We investigated the relationship between vessel density and new bone formation in all groups 2 weeks postoperatively. Abundant small blood vessels were observed in the newly reconstructed surgical defects 2 weeks after SDF-1α infusion. Interestingly, both SDF-1α protein and gene delivered to ischemic tissues enhanced endothelial progenitor cell (EPC) recruitment to ischemic muscles, which in turn promoted angiogenesis [27,28,29,30]. In addition, cytokines that induce angiogenesis, including vascular endothelial growth factor (VEGF), fibroblast growth factor (FGF), and hepatocyte growth factor, are up-regulated by SDF-1α [28, 29]. Increased VEGF induces or triggers angiogenic differentiation of stem cells, and even contributes to new vessel formation via mobilization of bone marrow-derived EPCs [31]. In this study, a significant difference in vessel density between SDF-1α-treatment and non-SDF-1α-treatment groups was found. SDF-1α generated a pro-angiogenic environment to accelerate bone formation.

Meanwhile, PRP containing elevated amounts of growth factors (GFs) releases several GFs in the fracture rim, including platelet-derived growth factor (PDGF), TGF-β, FGF, and VEGF [32]. Previous reports demonstrated that TGF-β and PDGF induce osteogenesis in animal models [33, 34], while VEGF enhances bone generation and healing by improving vessel formation [35]. Therefore, PRP supplementation is a promising candidate for bone healing.

Based on our results, the vessel density was different between the AS and APS groups. PRP had a positive effect on neovascularization. Combination of PRP with SDF-1α resulted in increased angiogenesis and vertical bone augmentation [36] in rabbit calvaria. It significantly improved bone healing and bone formation [37, 38]. The effects may be attributed to the role of GFs released from the activated platelets. These GFs induced neovascularization and chemotaxis of tenocytes, and stimulated fibroblast and tenocyte proliferation, and collagen synthesis. Autologous PRP simultaneously increased the expression of several GFs and subsequently enhanced bone healing.

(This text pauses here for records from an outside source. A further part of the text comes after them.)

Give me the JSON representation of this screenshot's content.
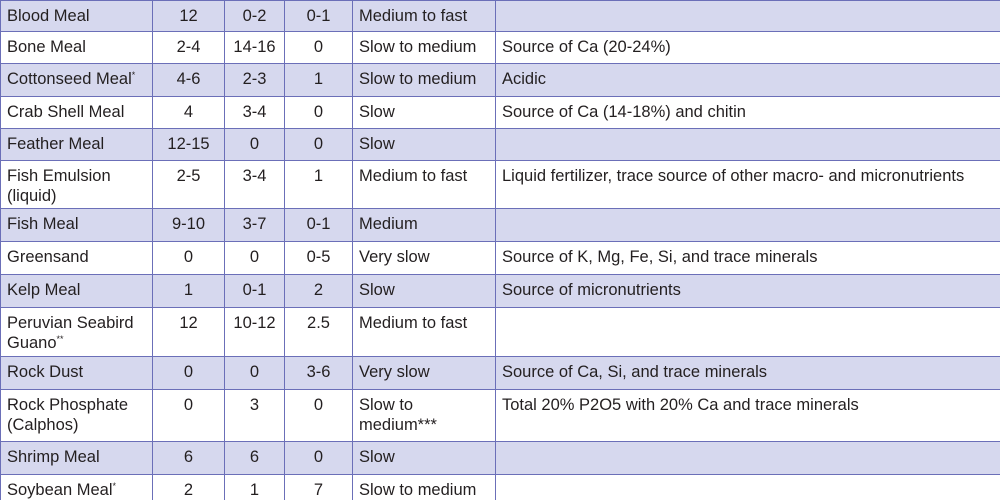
{
  "table": {
    "rows": [
      {
        "cells": [
          "Blood Meal",
          "12",
          "0-2",
          "0-1",
          "Medium to fast"
        ]
      },
      {
        "cells": [
          "Bone Meal",
          "2-4",
          "14-16",
          "0",
          "Slow to medium",
          "Source of Ca (20-24%)"
        ]
      },
      {
        "cells": [
          "Cottonseed Meal",
          "4-6",
          "2-3",
          "1",
          "Slow to medium",
          "Acidic"
        ],
        "sup": "*"
      },
      {
        "cells": [
          "Crab Shell Meal",
          "4",
          "3-4",
          "0",
          "Slow",
          "Source of Ca (14-18%) and chitin"
        ]
      },
      {
        "cells": [
          "Feather Meal",
          "12-15",
          "0",
          "0",
          "Slow"
        ]
      },
      {
        "cells": [
          "Fish Emulsion (liquid)",
          "2-5",
          "3-4",
          "1",
          "Medium to fast",
          "Liquid fertilizer, trace source of other macro- and micronutrients"
        ]
      },
      {
        "cells": [
          "Fish Meal",
          "9-10",
          "3-7",
          "0-1",
          "Medium"
        ]
      },
      {
        "cells": [
          "Greensand",
          "0",
          "0",
          "0-5",
          "Very slow",
          "Source of K, Mg, Fe, Si, and trace minerals"
        ]
      },
      {
        "cells": [
          "Kelp Meal",
          "1",
          "0-1",
          "2",
          "Slow",
          "Source of micronutrients"
        ]
      },
      {
        "cells": [
          "Peruvian Seabird Guano",
          "12",
          "10-12",
          "2.5",
          "Medium to fast"
        ],
        "sup": "**"
      },
      {
        "cells": [
          "Rock Dust",
          "0",
          "0",
          "3-6",
          "Very slow",
          "Source of Ca, Si, and trace minerals"
        ]
      },
      {
        "cells": [
          "Rock Phosphate (Calphos)",
          "0",
          "3",
          "0",
          "Slow to medium***",
          "Total 20% P2O5 with 20% Ca and trace minerals"
        ]
      },
      {
        "cells": [
          "Shrimp Meal",
          "6",
          "6",
          "0",
          "Slow"
        ]
      },
      {
        "cells": [
          "Soybean Meal",
          "2",
          "1",
          "7",
          "Slow to medium"
        ],
        "sup": "*"
      }
    ]
  }
}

Overall, this study demonstrated that SDF-1α potentially enhanced the area of newly formed bone within the engineered defects during the early stage of bone healing. Furthermore, application of SDF-1α avoided several notable limitations in MSCs utilization. In contrast to exogenous MSCs, SDF-1α is a promising candidate for in situ regenerative therapies. The combination of SDF-1α and PRP may have a synergistic effect on bone formation in surgically induced bone defects.

To the best of our knowledge, our study demonstrated the role of SDF-1α in bone regeneration in vivo. However, the exact mechanism underlying bone regeneration by SDF-1α was still unclear. Further studies are needed to clarify the mechanisms before clinical application.

5 Conclusions

Histologic and histomorphometric analyses after 2 and 4 weeks of treatment indicated that both SDF-1α and PRP were promising candidates for accelerated bone regeneration. SDF-1α combined with PRP showed synergistic effects on angiogenesis during the early phase of bone healing.